Les Américains l’aiment à la folie

Un des exemples les plus frappants pourrait bien sûr être la « Chixtape 5 » de Tory Lanez datant de novembre 2019, elle nous renvoie aux années d’or du R&B et utilise carrément une photo d’Ashanti en cover pour rester dans le thème. T-Pain, Snoop Dogg, Mario, The-Dream, Lil Wayne ou encore Chris Brown, tous les interprètes des classiques du début des années 2000 participent au projet aux côtés de Tory. Quelques mois plus tard, en juillet 2020, le premier projet posthume de Pop Smoke, « Shoot For The Stars, Aim For The Moon », voit le jour sous l’œil avisé de 50 Cent. Le succès de « Dior » et la tragédie de la disparition du rappeur new-yorkais placent l’album comme un des plus attendus de l’année. Le sampling est utilisé sur presque tous les singles à succès avec Ginuwine « Differences » pour le titre « What You Know About Love », ensuite « Candy Shop » de 50 Cent dans le morceau « The Woo » et « Into  You » de Fabolous sur « Something Special » pour ne citer qu’eux. Le succès est tel que le projet est même certifié disque de platine en France, une reconnaissance plutôt rare pour les rappeurs américains sur le sol français, prouvant ainsi l’efficacité du sampling mais surtout qu’un hit datant de vingt ans peut donner naissance à d’autres hits. Cette recette de grand-mère de la musique s’illustre notamment avec Bobby Glenn et sa chanson d’amour « Sounds Like a Love Song » qui voit le jour en 1976. Elle donne naissance à « Song Cry » de Jay-Z, puis c’est au tour de Keyshia Cole pour « You’ve Changed », ensuite « When To Say When » de Drake et il y a seulement quelques semaines, un nouveau morceau intitulé « Hate Our Love » de Queen Naija et Big Sean fait son entrée dans nos playlists. La vraie question pourrait être alors, est-ce que les compositeurs américains n’utiliseraient pas cette technique à outrance ? Ou bien, est-ce alors nous, auditeurs, qu’il faudrait blâmer car nous sommes nostalgiques d’une période qui nous manque ?

 
 

Pour les auditeurs de musique qui sont friands de découvertes, le site whosampled devient une encyclopédie et ils verront la technique du sample comme un moyen d’élargir leur culture musicale.
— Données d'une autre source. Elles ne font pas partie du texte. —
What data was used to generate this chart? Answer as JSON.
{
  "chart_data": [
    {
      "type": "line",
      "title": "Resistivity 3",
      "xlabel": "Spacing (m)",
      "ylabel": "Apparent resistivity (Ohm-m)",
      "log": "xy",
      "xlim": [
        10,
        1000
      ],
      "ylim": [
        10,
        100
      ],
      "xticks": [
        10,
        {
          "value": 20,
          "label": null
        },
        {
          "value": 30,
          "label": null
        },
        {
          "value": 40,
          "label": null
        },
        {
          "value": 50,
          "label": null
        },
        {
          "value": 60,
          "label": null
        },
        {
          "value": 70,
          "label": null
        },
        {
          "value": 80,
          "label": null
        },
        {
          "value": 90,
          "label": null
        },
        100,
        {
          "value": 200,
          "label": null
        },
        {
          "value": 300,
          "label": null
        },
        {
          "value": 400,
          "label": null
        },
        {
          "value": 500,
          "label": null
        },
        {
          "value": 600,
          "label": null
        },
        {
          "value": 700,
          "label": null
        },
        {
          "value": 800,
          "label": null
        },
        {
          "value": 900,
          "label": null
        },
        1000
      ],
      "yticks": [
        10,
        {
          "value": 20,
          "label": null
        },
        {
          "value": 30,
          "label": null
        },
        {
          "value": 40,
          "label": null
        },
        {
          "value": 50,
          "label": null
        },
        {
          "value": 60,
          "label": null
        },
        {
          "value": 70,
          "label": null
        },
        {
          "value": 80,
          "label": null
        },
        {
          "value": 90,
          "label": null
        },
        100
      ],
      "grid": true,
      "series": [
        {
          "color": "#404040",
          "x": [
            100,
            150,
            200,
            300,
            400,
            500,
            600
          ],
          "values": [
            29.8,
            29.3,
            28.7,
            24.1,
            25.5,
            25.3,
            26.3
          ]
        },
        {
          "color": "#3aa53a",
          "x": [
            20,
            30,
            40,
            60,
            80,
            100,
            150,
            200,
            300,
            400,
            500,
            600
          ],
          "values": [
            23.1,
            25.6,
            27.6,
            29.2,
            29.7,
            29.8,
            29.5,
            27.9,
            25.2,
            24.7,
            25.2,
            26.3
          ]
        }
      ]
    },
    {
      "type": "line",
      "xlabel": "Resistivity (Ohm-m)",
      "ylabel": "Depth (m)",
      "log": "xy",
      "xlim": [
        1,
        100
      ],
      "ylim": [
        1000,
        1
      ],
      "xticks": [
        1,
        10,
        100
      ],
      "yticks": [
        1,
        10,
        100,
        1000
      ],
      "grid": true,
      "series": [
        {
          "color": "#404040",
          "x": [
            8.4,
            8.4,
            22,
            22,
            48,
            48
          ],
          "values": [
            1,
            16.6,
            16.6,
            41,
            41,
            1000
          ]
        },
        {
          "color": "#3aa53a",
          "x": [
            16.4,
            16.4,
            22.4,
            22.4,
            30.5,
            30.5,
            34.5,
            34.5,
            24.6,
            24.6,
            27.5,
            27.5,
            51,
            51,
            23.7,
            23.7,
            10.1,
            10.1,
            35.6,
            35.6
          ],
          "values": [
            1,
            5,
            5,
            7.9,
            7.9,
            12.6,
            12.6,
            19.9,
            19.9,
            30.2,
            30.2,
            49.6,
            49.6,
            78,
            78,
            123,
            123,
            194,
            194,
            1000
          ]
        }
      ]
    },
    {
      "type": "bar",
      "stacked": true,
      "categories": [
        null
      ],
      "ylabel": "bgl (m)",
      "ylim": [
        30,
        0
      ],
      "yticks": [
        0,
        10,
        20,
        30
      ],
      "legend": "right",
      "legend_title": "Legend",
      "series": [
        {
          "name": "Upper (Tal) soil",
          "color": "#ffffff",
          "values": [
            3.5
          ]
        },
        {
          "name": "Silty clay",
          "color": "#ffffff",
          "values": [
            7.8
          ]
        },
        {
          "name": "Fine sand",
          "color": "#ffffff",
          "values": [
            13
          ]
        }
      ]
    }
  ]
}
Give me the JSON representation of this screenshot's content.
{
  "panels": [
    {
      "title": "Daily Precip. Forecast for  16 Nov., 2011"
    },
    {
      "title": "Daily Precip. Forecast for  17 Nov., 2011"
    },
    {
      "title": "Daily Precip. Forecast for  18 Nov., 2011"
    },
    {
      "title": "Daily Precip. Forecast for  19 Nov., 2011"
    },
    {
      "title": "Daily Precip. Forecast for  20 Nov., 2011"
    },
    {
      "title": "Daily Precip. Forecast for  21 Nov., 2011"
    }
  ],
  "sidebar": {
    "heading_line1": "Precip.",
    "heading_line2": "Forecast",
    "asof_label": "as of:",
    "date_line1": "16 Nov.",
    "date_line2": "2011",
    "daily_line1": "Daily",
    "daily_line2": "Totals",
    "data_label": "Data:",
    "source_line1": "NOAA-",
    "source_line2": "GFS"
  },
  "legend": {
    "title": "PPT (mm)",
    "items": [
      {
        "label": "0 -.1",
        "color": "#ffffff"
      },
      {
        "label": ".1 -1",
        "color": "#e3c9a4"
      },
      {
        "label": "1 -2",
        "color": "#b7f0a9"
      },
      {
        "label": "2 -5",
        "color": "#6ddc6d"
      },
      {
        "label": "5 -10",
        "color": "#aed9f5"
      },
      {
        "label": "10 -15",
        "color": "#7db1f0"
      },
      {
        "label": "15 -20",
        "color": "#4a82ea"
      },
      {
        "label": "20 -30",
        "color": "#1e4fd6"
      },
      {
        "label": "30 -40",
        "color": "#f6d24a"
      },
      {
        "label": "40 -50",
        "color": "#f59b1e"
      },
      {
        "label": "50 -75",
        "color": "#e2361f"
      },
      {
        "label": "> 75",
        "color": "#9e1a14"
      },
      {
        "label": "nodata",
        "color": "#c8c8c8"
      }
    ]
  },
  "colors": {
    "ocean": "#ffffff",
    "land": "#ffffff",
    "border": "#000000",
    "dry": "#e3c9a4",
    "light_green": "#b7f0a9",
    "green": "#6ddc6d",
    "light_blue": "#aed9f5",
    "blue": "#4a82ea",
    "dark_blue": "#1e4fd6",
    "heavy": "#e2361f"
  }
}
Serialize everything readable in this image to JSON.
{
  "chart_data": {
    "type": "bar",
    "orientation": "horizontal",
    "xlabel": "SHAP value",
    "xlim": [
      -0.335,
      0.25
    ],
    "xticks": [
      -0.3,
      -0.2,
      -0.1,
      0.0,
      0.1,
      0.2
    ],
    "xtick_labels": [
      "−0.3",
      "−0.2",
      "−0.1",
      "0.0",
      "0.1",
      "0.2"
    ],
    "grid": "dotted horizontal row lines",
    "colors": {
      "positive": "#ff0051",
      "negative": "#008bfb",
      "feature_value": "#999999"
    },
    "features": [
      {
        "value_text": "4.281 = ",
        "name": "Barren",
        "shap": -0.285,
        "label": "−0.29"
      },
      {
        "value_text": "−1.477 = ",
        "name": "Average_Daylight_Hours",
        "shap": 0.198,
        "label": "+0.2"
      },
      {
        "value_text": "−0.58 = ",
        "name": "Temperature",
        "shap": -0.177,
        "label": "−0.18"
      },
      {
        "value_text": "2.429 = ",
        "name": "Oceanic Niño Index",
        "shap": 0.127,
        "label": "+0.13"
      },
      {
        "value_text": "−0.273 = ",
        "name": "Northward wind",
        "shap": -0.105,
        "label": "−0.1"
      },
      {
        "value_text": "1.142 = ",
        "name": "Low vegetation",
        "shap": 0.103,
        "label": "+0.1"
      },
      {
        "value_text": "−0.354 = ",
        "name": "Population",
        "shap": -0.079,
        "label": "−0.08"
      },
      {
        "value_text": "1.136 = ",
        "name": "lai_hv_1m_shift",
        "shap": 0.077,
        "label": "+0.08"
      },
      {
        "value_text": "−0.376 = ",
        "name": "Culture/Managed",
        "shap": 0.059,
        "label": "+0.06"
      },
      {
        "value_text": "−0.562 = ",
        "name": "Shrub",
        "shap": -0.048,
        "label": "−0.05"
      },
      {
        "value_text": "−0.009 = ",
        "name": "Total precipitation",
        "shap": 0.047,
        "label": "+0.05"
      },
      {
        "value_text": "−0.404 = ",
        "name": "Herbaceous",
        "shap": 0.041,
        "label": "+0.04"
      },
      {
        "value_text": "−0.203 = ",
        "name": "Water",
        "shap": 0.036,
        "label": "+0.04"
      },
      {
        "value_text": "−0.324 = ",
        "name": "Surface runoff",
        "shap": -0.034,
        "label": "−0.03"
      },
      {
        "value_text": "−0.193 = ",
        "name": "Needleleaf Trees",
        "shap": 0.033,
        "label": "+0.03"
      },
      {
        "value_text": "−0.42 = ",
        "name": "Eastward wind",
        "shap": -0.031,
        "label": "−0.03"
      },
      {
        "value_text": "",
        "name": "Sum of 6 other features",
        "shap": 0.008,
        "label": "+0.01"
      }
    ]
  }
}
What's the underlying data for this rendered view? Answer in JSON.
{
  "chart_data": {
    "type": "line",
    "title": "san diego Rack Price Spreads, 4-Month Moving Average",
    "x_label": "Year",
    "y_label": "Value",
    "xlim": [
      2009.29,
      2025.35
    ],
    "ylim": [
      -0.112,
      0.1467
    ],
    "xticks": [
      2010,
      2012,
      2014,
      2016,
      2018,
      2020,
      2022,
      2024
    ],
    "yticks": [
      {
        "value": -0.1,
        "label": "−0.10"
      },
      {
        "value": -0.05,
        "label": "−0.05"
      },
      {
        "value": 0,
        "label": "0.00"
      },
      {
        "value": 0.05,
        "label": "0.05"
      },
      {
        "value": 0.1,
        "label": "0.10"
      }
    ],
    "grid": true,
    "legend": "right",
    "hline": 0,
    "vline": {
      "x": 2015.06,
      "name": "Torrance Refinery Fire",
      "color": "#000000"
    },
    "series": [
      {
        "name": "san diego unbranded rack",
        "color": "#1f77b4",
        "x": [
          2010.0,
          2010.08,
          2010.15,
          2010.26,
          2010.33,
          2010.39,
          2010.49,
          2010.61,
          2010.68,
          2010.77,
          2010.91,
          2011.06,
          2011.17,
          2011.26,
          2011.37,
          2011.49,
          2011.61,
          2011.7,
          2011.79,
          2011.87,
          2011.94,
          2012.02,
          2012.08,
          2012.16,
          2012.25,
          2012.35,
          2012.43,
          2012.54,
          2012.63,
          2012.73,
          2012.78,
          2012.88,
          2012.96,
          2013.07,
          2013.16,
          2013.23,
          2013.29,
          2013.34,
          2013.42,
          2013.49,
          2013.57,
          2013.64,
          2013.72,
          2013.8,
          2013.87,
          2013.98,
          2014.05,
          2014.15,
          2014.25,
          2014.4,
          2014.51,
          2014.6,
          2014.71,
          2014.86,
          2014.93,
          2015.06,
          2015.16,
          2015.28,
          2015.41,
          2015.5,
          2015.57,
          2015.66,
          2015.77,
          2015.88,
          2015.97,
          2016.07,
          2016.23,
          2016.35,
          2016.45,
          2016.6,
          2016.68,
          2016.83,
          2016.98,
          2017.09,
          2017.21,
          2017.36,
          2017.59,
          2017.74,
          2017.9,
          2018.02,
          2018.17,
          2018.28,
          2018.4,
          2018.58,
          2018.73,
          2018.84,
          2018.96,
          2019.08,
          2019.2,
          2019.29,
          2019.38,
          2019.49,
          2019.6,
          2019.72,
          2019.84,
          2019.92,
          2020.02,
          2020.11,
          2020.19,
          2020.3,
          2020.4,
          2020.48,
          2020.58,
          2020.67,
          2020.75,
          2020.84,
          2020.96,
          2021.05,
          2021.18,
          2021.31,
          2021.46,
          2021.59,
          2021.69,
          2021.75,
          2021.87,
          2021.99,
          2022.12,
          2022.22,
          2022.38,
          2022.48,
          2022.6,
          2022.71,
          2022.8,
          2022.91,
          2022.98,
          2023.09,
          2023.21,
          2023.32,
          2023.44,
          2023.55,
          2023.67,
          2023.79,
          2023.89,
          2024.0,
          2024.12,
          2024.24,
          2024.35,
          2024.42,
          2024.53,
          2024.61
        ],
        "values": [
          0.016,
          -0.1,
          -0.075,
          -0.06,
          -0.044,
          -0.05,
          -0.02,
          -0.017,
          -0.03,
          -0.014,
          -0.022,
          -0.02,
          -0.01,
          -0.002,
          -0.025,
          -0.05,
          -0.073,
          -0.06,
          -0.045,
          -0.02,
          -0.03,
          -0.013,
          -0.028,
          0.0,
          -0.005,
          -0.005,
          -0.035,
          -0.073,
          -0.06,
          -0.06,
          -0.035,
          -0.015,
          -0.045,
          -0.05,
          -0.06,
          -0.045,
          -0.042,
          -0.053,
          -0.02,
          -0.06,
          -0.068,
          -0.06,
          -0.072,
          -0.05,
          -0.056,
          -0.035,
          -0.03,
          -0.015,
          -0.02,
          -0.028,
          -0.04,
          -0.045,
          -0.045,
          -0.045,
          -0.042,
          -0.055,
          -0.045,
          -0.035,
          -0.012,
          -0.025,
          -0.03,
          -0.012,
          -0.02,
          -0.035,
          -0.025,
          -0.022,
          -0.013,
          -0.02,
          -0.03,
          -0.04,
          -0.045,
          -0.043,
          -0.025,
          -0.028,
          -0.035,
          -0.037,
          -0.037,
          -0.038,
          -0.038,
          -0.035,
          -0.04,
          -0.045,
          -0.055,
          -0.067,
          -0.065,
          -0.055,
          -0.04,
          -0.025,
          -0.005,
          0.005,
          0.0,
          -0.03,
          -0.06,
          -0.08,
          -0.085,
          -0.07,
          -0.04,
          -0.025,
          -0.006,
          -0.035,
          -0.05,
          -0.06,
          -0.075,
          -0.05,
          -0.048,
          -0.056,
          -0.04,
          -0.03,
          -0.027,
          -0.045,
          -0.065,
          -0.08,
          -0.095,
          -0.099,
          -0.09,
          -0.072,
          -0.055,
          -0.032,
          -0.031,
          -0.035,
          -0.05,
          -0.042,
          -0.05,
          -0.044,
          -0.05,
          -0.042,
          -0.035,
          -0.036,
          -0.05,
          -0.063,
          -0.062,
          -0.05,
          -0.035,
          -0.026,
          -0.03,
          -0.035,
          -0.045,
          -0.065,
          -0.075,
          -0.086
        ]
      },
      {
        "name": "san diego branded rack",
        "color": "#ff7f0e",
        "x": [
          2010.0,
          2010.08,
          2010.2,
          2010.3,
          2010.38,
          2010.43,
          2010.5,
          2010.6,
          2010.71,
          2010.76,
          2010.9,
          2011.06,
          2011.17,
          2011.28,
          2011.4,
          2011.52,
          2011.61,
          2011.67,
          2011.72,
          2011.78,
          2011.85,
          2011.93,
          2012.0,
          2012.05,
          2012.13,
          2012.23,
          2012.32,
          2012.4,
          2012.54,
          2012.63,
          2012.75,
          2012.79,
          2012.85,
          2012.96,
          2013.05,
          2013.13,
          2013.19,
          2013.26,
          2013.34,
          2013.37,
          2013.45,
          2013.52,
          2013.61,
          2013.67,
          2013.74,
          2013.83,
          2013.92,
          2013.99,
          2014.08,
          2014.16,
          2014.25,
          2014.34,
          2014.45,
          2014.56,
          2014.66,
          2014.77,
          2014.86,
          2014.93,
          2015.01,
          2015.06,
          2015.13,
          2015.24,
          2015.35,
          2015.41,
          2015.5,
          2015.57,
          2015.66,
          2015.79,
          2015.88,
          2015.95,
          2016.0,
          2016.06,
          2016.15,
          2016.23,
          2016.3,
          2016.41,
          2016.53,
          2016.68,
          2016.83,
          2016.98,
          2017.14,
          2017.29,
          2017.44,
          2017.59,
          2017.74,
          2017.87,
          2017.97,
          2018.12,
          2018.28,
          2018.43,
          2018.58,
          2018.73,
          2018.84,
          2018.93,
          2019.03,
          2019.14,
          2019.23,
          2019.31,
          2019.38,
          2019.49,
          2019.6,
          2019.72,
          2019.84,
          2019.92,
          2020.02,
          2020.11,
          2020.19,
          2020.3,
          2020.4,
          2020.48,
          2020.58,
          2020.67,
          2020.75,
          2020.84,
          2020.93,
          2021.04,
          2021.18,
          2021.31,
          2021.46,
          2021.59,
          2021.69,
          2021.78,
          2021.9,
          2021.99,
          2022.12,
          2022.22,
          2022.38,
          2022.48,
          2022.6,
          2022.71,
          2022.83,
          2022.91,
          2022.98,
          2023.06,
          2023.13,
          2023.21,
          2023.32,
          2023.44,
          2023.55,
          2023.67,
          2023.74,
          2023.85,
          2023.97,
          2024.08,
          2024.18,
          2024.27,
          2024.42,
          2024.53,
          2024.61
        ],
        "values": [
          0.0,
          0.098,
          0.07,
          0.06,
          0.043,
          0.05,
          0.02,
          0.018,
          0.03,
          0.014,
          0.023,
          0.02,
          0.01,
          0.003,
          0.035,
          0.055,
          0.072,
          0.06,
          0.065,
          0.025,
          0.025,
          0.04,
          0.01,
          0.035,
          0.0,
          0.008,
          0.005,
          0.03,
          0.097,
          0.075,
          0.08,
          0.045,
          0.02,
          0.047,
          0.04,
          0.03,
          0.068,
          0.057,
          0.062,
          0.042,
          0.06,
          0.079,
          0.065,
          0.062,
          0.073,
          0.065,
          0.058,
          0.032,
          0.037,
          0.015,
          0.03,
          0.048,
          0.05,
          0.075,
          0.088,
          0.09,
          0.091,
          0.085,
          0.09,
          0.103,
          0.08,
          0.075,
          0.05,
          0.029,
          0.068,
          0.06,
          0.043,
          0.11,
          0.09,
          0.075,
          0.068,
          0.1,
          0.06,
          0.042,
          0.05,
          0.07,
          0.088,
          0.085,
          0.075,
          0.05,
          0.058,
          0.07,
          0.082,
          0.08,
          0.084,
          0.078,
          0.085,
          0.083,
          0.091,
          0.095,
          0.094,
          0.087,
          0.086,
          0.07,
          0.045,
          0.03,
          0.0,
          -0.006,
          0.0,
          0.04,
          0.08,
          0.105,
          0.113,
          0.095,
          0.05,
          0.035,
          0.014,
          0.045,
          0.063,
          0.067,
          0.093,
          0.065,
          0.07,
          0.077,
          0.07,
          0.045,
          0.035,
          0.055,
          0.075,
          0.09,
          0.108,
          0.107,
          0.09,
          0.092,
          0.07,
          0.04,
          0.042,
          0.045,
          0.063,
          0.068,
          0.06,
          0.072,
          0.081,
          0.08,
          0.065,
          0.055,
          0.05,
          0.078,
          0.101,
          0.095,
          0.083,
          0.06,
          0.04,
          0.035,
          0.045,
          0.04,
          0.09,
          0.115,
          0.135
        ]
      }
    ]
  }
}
Beaucoup de jeunes adolescents qui s’adonnent à des chorégraphies sur Tiktok avec Pop Smoke ont peut-être découvert l’existence de Ginuwine, tout comme ceux qui ont sauté sur « Petrouchka » en soirée ont tapé le nom d’Ivan Larionov sur Google. Comme indiqué précédemment, tout peut s’échantillonner, les français peuvent en apparence en avoir une utilisation plus minime mais tout amoureux de la musique qui se respecte sait apprécier un son à sa juste valeur. Alors, grâce au sample, toutes les générations portent l’héritage de la musique, la transmettront et seront fières d’ici vingt ans de dire aux plus jeunes : « T’as la ref ? »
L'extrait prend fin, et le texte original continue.